Conduit Gets $5.5M for Casual MMO-Style Social Networking
Conduit Labs announced that it had received $5.5 million in Series A financing from Charles River Ventures and Prism VentureWorks leading the way. Susan Wu, a partner at Charles River who helped organize the Virtual Goods Summit, previously invested in Areae and Twitter, showing herself as a leader in new social technologies. Conduit is described as a browser-based way of filling the void between MMO-style casual gaming and Web 2.0 social networking. Wu told VirtualWorldsNews.com that "If you look at how relationships form, and there's a lot of research around this, they strengthen and weaken when there are challenges around them . A game is a method of providing virtualized conflict situations, not combat necessarily, but something shared that you have to figure out together. That's what Conduit is trying to do."
The main goal seems to provide an easy, low-barrier-of-entry way for friends to connect online, play games, and generally engage in shared activities.
"We're trying for entertainment, but right now in the industry there are two sides," said Conduit CEO Nabeel Hyatt. "On one side is the social chat, synchronous experience like Second Life, There, IMVU, etc. There's a lot of value there, like Club Penguin, which is social chat with single-player games. The only interaction you have really is chat, though. At the other end of the spectrum are very strong social games, like those on the Wii, World of Warcraft, etc. Those offer lots of ways to interact and compete. Unfortunately a lot of those haven't made it easy online into the space of social networking. We're trying to take the accessibility of the Web and build in those principles.

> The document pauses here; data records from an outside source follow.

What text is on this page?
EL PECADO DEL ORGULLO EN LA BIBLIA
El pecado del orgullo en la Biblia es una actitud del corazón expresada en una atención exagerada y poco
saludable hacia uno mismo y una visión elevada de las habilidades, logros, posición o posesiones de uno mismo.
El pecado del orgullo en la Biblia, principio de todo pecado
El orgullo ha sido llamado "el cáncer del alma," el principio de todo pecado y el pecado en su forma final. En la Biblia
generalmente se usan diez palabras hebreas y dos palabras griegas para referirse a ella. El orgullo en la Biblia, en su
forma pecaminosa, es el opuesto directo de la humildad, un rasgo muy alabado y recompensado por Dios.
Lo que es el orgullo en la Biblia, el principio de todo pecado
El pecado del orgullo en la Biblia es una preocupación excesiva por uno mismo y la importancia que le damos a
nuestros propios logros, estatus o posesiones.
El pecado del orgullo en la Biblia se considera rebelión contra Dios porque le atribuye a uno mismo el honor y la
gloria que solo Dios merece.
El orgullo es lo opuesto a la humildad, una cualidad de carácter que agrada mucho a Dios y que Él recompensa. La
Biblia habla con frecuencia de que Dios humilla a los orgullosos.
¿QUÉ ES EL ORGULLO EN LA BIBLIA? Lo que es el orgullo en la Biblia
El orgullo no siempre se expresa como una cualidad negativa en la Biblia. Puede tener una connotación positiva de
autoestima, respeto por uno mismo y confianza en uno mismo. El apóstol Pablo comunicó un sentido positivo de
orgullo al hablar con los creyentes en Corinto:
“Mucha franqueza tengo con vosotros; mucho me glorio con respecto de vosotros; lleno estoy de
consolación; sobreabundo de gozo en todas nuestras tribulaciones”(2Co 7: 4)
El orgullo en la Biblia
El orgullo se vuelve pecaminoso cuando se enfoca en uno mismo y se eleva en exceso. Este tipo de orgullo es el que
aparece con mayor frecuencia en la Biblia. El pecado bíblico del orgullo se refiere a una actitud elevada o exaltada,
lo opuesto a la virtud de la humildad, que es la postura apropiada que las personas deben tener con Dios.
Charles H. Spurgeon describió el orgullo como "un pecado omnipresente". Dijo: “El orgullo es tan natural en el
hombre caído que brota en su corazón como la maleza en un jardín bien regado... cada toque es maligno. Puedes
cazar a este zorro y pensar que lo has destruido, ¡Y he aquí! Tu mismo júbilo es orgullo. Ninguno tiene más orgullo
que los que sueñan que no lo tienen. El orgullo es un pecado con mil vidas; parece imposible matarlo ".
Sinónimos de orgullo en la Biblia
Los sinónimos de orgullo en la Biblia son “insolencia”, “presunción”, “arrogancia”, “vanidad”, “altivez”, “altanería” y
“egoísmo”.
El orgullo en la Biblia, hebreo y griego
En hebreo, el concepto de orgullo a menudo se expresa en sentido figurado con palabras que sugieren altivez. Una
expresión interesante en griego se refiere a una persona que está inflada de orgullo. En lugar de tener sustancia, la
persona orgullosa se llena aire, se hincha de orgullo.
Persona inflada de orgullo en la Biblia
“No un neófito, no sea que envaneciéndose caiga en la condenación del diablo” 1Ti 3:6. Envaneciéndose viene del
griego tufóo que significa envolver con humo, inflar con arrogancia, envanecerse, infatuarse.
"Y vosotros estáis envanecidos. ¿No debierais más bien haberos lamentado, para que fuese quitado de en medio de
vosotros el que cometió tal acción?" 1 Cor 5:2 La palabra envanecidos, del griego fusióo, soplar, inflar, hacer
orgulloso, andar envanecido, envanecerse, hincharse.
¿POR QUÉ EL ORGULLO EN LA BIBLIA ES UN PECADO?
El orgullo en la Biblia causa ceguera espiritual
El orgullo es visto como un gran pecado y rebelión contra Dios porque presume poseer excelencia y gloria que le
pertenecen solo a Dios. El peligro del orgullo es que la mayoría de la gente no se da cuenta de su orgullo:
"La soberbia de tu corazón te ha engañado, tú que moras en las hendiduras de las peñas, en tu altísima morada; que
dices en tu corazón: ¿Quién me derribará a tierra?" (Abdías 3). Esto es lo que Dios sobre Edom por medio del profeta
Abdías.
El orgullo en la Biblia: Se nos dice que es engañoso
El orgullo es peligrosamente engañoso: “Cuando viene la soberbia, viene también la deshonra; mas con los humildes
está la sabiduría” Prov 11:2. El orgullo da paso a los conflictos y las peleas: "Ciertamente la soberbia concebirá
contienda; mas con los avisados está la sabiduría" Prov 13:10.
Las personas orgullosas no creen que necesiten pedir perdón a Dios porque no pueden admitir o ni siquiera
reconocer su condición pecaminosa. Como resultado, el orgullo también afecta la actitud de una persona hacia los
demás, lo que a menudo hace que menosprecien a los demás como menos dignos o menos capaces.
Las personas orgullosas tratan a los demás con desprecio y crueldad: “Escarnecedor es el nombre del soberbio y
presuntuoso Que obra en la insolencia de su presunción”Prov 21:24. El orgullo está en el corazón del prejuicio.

As Hyatt it explains, it's almost the inverse of what companies like GuildCafe are doing with World of Warcraft. They provide the hardcore gamer with an asynchronous tool to build on his synchronous gaming. It sounds like Conduit will be taking the asynchronous style of communication that Facebook offers, and adding real-time interaction. And just as Facebook built on existing social relationships, Hyatt says Conduit will build on existing forms of social interaction.
"Facebook
looked at how people gathering geographically around Harvard and then
created social connections online," said Hyatt. "The
offline corollary that we keep coming back to is what you do with
friends, going out dancing on Saturday or playing hoops or playing
board games with your family. These are all very social. The video
game is almost 90 percent about individual play. This is about MMO
ideas, the Wii, the Guitar Hero."
Indeed, the Conduit team, including Dan Ogles, Michael Sheidow, and Daniel O'Brien, has experience from designing Asheron's Call, Lord of the Rings Online, and Guitar Hero.

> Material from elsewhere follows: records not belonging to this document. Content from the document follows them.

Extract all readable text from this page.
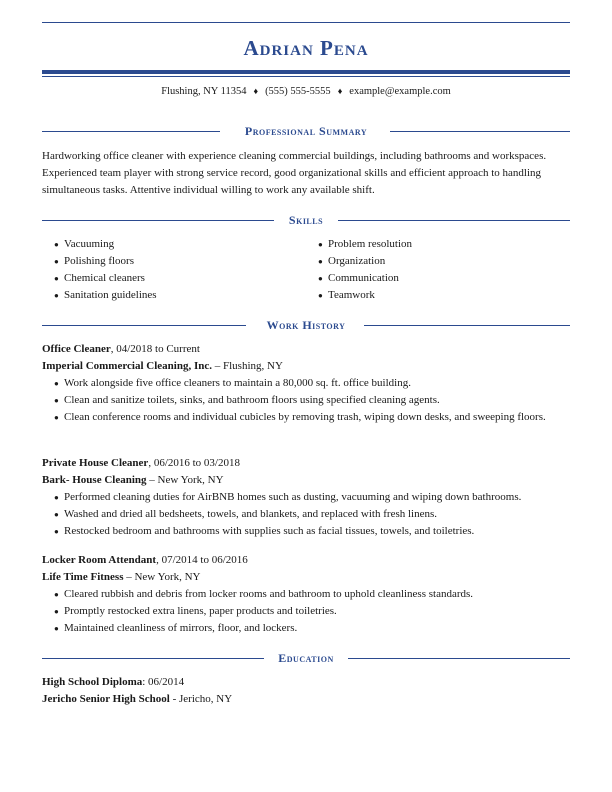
Adrian Pena
Flushing, NY 11354 ♦ (555) 555-5555 ♦ example@example.com
Professional Summary
Hardworking office cleaner with experience cleaning commercial buildings, including bathrooms and workspaces. Experienced team player with strong service record, good organizational skills and efficient approach to handling simultaneous tasks. Attentive individual willing to work any available shift.
Skills
● Vacuuming
● Polishing floors
● Chemical cleaners
● Sanitation guidelines
● Problem resolution
● Organization
● Communication
● Teamwork
Work History
Office Cleaner, 04/2018 to Current
Imperial Commercial Cleaning, Inc. – Flushing, NY
● Work alongside five office cleaners to maintain a 80,000 sq. ft. office building.
● Clean and sanitize toilets, sinks, and bathroom floors using specified cleaning agents.
● Clean conference rooms and individual cubicles by removing trash, wiping down desks, and sweeping floors.
Private House Cleaner, 06/2016 to 03/2018
Bark- House Cleaning – New York, NY
● Performed cleaning duties for AirBNB homes such as dusting, vacuuming and wiping down bathrooms.
● Washed and dried all bedsheets, towels, and blankets, and replaced with fresh linens.
● Restocked bedroom and bathrooms with supplies such as facial tissues, towels, and toiletries.
Locker Room Attendant, 07/2014 to 06/2016
Life Time Fitness – New York, NY
● Cleared rubbish and debris from locker rooms and bathroom to uphold cleanliness standards.
● Promptly restocked extra linens, paper products and toiletries.
● Maintained cleanliness of mirrors, floor, and lockers.
Education
High School Diploma: 06/2014
Jericho Senior High School - Jericho, NY
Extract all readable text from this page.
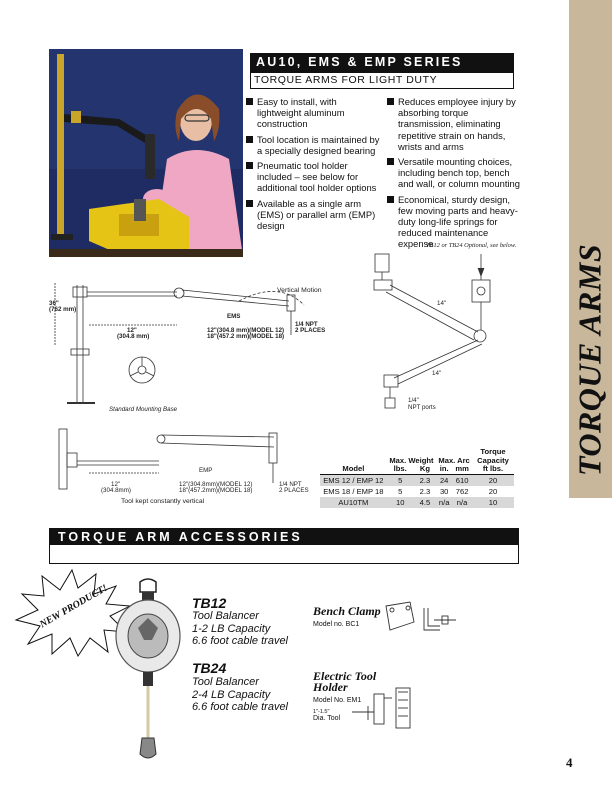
TORQUE ARMS
AU10, EMS & EMP SERIES
TORQUE ARMS FOR LIGHT DUTY
Easy to install, with lightweight aluminum construction
Tool location is maintained by a specially designed bearing
Pneumatic tool holder included – see below for additional tool holder options
Available as a single arm (EMS) or parallel arm (EMP) design
Reduces employee injury by absorbing torque transmission, eliminating repetitive strain on hands, wrists and arms
Versatile mounting choices, including bench top, bench and wall, or column mounting
Economical, sturdy design, few moving parts and heavy-duty long-life springs for reduced maintenance expense
36"
(762 mm)
Vertical Motion
EMS
12"
(304.8 mm)
12"(304.8 mm)(MODEL 12)
18"(457.2 mm)(MODEL 18)
1/4 NPT
2 PLACES
Standard Mounting Base
TB12 or TB24 Optional, see below.
14"
14"
1/4"
NPT ports
EMP
12"
(304.8mm)
12"(304.8mm)(MODEL 12)
18"(457.2mm)(MODEL 18)
1/4 NPT
2 PLACES
Tool kept constantly vertical
	Max. Weight		Max. Arc		Torque Capacity
Model	lbs.	Kg	in.	mm	ft lbs.
EMS 12 / EMP 12	5	2.3	24	610	20
EMS 18 / EMP 18	5	2.3	30	762	20
AU10TM	10	4.5	n/a	n/a	10
TORQUE ARM ACCESSORIES
NEW PRODUCT!	TB12
Tool Balancer
1-2 LB Capacity
6.6 foot cable travel
TB24
Tool Balancer
2-4 LB Capacity
6.6 foot cable travel
Bench Clamp
Model no. BC1
Electric Tool
Holder
Model No. EM1
1"-1.5"
Dia. Tool
4
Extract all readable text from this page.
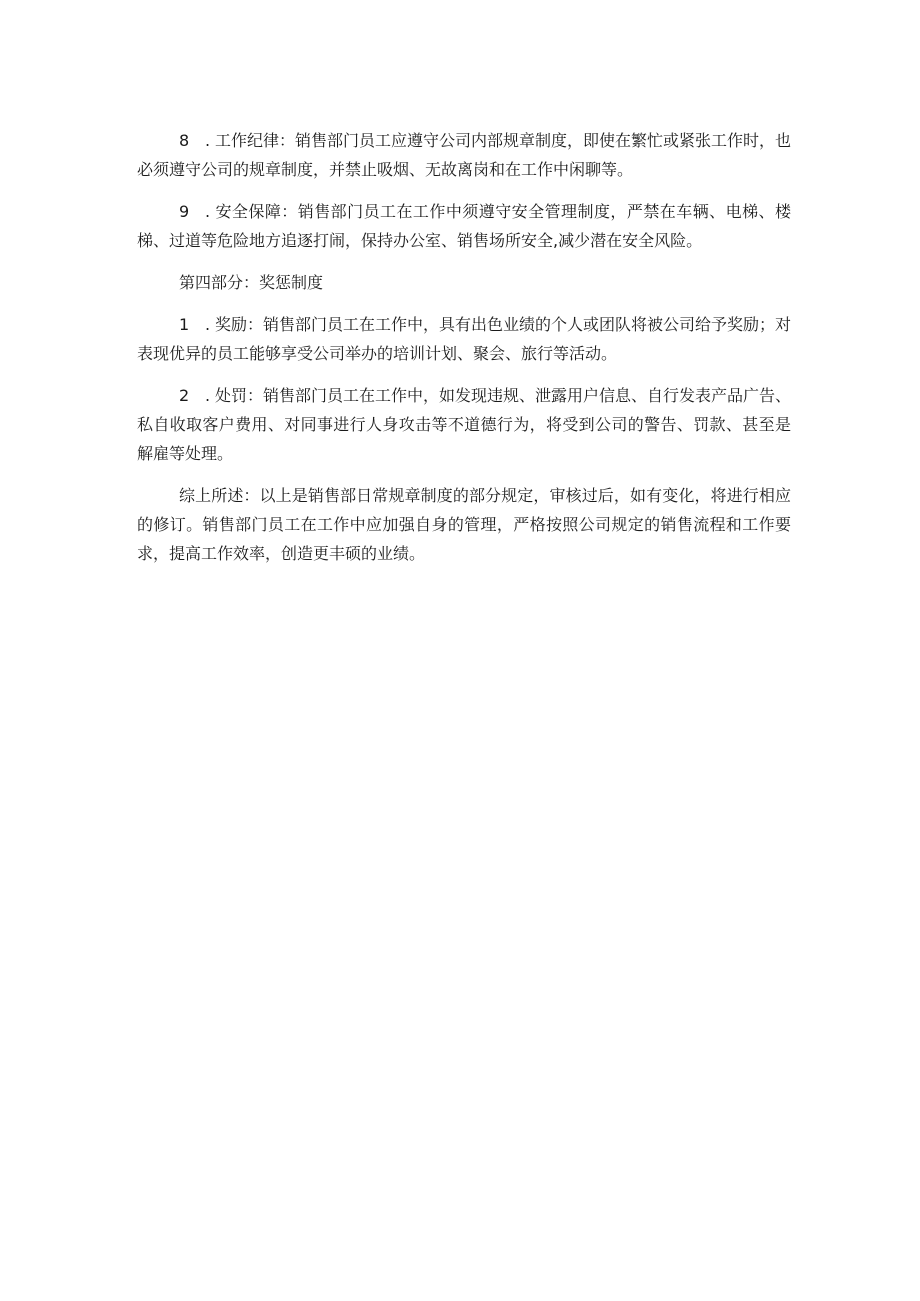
8 . 工作纪律：销售部门员工应遵守公司内部规章制度，即使在繁忙或紧张工作时，也必须遵守公司的规章制度，并禁止吸烟、无故离岗和在工作中闲聊等。

9 . 安全保障：销售部门员工在工作中须遵守安全管理制度，严禁在车辆、电梯、楼梯、过道等危险地方追逐打闹，保持办公室、销售场所安全,减少潜在安全风险。

第四部分：奖惩制度

1 . 奖励：销售部门员工在工作中，具有出色业绩的个人或团队将被公司给予奖励；对表现优异的员工能够享受公司举办的培训计划、聚会、旅行等活动。

2 . 处罚：销售部门员工在工作中，如发现违规、泄露用户信息、自行发表产品广告、私自收取客户费用、对同事进行人身攻击等不道德行为，将受到公司的警告、罚款、甚至是解雇等处理。

综上所述：以上是销售部日常规章制度的部分规定，审核过后，如有变化，将进行相应的修订。销售部门员工在工作中应加强自身的管理，严格按照公司规定的销售流程和工作要求，提高工作效率，创造更丰硕的业绩。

When put together, those games appeal to a broad demographic. And Hyatt jokes that's the same demographic as Conduit, "People who use the Web." Though Wu points out that there's a focus on younger users who already have established behavior patterns leading to online socializing.
Although work will be constantly ongoing with iterative additions, Hyatt says he expects people to be playing on Conduit this year. You can read more about the project on their blog.
Susan
Wu and Prism's Will Kohler will join Conduit's Board of Directors.
Both Susan Wu and Nabeel Hyatt will be speaking at Virtual Worlds Fall Conference in October.